Anna Von Hausswolff, foto per la stampa (2021)

Due concerti di Anna Von Hausswolff annullati a causa degli integralisti cattolici

I protestanti hanno descritto la musica della compositrice come “satanista” intonando preghiere e canti fuori dalla porta della chiesa di Nantes, impedendo di fatto lo svolgimento del concerto

Anna Von Hausswolff si è da poco esibita dalle nostre parti presentando l’album All Thoughts Fly. I concerti di questo tour, incentrati – coerentemente con l’album – sull’esplorazione delle possibilità e potenzialità espressive dell’organo a canne, si stanno svolgendo all’interno di chiese, proprio come quello italiano ha trovato collocazione presso la Basilica Santa Maria dei Servi di Bologna lo scorso mese.

La scelta dello strumento (e soprattutto la sede in cui storicamente si colloca) ha in questi giorni indignato una frangia di integralisti cattolici in Francia, apprendiamo dalla stessa musicista e dal Guardian.

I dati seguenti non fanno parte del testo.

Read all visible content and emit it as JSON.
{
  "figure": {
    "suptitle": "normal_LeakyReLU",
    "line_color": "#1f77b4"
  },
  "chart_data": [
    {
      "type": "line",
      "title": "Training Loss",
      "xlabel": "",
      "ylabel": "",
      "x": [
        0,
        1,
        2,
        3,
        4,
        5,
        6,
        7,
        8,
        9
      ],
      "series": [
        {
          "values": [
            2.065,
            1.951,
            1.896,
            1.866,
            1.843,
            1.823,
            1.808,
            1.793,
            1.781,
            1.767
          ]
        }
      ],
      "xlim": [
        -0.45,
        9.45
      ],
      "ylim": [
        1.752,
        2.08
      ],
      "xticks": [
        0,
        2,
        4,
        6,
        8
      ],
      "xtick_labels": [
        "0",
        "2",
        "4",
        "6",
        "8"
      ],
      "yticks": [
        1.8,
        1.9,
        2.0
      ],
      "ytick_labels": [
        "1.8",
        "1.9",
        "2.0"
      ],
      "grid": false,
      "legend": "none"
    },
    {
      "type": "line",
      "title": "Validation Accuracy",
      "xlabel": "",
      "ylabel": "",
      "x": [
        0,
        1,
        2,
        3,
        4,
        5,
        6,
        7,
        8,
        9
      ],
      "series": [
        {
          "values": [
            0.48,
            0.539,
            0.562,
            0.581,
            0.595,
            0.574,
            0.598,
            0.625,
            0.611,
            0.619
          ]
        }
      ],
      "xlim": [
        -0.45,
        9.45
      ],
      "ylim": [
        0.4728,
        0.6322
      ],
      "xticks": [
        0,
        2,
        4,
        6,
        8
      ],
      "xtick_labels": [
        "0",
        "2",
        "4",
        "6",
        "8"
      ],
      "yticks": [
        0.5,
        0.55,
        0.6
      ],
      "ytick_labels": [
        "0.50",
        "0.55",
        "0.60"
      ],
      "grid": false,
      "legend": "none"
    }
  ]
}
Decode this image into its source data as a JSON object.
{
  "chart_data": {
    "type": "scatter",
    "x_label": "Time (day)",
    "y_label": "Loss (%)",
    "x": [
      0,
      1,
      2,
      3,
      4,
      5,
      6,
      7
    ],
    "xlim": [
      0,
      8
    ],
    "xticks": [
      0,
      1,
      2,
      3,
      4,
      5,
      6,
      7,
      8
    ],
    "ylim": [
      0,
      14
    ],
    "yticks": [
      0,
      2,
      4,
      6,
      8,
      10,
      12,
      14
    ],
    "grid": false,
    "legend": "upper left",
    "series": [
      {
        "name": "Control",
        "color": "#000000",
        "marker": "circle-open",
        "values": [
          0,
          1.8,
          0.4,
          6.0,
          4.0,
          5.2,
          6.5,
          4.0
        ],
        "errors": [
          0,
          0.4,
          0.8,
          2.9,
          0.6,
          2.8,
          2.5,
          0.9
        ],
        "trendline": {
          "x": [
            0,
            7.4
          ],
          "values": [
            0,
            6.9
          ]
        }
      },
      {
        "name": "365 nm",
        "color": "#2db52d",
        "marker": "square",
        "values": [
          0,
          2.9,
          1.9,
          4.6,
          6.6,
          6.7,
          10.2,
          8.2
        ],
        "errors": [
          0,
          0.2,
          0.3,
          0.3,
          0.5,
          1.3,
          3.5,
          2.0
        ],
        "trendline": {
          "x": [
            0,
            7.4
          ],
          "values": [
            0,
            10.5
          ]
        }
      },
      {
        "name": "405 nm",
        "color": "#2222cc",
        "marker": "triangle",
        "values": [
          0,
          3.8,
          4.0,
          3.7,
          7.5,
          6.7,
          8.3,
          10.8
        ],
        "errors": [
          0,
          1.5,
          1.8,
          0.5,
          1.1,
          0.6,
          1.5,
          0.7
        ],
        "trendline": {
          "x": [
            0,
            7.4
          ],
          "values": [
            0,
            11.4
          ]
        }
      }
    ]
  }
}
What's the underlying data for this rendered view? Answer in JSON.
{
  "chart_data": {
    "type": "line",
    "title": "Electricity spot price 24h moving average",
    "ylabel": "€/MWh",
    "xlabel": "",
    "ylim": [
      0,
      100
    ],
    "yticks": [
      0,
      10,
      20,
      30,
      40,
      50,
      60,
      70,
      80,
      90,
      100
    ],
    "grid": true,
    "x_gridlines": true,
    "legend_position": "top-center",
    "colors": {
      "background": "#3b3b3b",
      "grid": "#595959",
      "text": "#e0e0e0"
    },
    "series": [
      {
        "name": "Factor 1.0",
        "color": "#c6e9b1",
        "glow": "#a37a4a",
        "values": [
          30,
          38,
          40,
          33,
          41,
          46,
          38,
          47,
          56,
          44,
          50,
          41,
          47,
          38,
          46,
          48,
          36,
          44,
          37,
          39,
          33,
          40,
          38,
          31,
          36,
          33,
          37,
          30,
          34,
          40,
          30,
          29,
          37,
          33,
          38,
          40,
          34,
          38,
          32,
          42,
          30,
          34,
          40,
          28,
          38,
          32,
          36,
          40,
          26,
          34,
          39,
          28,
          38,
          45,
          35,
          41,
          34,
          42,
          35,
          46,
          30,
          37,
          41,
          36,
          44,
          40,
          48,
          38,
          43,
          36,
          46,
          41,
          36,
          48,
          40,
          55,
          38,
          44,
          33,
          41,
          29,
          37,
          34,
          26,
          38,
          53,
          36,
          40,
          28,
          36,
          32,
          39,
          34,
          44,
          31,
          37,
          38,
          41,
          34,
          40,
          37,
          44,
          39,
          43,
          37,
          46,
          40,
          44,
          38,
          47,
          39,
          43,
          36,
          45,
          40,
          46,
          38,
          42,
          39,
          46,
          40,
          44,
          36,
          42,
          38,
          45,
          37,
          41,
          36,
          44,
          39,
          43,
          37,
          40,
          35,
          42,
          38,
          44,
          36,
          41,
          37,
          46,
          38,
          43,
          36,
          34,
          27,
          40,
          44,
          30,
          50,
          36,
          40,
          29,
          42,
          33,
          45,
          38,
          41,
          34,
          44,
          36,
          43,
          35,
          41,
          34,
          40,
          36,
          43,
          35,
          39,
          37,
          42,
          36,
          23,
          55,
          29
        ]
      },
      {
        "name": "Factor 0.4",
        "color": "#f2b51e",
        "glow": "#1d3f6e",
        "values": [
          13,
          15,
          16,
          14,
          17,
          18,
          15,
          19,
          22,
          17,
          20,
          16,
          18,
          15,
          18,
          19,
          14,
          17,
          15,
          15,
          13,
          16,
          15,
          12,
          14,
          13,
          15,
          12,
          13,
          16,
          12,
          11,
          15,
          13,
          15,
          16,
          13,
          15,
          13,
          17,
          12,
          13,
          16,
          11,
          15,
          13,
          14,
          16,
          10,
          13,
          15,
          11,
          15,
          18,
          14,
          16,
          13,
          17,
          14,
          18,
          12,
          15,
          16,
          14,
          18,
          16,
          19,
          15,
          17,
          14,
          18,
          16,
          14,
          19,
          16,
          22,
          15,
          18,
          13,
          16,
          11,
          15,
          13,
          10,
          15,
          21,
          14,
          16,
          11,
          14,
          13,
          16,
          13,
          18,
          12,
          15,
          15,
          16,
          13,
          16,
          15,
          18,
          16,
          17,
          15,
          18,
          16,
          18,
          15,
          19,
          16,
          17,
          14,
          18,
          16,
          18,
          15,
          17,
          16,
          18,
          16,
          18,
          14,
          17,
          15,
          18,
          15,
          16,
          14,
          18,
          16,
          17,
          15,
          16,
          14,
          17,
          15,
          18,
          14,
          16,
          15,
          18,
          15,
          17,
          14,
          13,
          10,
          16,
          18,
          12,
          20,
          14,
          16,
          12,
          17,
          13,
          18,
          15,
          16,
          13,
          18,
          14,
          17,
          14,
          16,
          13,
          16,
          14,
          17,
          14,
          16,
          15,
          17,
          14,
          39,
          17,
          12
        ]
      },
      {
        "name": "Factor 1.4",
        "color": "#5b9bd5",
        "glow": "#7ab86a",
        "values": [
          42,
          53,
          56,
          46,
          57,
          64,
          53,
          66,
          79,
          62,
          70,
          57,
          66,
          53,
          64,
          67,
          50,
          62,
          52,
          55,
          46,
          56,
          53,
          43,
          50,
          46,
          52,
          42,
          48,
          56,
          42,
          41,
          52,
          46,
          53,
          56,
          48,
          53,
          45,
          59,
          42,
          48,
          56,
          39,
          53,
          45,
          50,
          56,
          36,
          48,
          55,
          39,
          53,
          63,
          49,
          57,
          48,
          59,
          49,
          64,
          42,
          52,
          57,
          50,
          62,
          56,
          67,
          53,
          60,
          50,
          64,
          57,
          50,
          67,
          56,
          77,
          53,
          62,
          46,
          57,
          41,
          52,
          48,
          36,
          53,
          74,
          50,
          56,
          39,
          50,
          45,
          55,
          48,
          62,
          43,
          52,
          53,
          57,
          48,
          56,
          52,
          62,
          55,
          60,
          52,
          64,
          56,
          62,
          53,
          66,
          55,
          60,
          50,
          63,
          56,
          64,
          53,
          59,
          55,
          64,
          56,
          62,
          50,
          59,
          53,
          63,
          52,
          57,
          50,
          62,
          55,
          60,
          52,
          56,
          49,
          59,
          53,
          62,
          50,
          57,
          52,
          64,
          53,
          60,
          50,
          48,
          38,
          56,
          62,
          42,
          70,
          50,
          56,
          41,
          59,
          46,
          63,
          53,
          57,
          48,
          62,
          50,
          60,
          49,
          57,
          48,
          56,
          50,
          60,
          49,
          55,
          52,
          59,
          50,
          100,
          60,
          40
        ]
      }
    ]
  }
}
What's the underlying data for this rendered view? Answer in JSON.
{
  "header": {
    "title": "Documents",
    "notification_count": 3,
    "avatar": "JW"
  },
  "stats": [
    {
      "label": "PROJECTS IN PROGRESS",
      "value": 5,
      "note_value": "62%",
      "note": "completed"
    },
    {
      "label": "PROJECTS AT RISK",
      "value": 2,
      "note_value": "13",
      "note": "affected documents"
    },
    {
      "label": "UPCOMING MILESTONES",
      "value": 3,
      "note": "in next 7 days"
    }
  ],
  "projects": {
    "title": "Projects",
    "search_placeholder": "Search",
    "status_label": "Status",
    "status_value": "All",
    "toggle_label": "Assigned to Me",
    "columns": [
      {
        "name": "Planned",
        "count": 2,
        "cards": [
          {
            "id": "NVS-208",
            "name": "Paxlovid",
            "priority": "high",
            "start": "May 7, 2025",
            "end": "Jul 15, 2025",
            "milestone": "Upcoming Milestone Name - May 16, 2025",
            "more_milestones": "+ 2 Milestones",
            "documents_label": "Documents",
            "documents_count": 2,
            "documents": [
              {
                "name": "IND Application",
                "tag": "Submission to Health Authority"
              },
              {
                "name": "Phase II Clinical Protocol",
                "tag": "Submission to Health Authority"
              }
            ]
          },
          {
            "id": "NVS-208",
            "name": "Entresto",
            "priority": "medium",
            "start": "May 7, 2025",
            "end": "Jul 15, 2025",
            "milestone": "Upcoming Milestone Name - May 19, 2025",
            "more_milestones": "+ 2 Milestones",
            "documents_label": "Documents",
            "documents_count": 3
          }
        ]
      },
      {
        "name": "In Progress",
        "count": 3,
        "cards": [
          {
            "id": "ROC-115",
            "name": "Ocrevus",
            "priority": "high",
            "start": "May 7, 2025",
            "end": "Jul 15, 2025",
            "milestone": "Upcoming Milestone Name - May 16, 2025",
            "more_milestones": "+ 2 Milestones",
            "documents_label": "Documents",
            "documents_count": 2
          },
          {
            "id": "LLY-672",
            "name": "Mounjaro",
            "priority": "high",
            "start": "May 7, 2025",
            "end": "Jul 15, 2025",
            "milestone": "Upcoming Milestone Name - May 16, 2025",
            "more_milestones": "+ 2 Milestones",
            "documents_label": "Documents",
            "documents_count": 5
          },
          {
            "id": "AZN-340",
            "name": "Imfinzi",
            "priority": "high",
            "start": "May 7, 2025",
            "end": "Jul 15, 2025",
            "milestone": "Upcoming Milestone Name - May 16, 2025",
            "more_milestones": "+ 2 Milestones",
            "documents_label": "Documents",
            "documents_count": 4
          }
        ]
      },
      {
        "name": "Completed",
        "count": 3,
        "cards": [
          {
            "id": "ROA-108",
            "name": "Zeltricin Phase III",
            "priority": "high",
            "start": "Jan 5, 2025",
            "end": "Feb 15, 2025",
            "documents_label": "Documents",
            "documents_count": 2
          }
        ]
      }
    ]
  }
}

I protestanti sono riusciti a far cancellare gli show in programma a Nantes, lo scorso 7 dicembre, e quello previsto a Parigi oggi. «Mentre sono qui, all’interno della Chiesa, 50-100 manifestanti stanno cantando e urlando fuori dell’ingresso principale, impedendo a 400 persone di poter entrare», scrive la musicista via IG, che li descrive come «far-right Catholic integralists», connotandone anche politicamente l’azione.

Hausswolff specifica che i concerti sono stati annullati per prevenire problemi di sicurezza tra i presenti. L’esiguo servizio di sicurezza non sarebbe stato in grado di gestire un’eventuale escalation di tensione e violenza. Il gesto è stato condannato dalle istituzioni. L’assessore alla cultura di Nantes, Aymeric Seassau, ha espresso la propria solidarietà alla musicista svedese («Contro l’oscurantismo, la cultura e l’arte sono più che mai importanti»).

Il team della musicista sta attualmente cercando una nuova location in cui recuperare lo show parigino.

Pubblicato a settembre 2020 via Southern Lord, All Thoughts Fly irradia una bellezza malinconica – scrivevamo in sede di recensione – e si distingue per transizioni fluide di elementi contrastanti; calma e drammaticità, armonia e dissonanza, proprio come il luogo che ha ispirato la musica, ovvero Sacro Bosco, il parco di Bomarzo a Viterbo.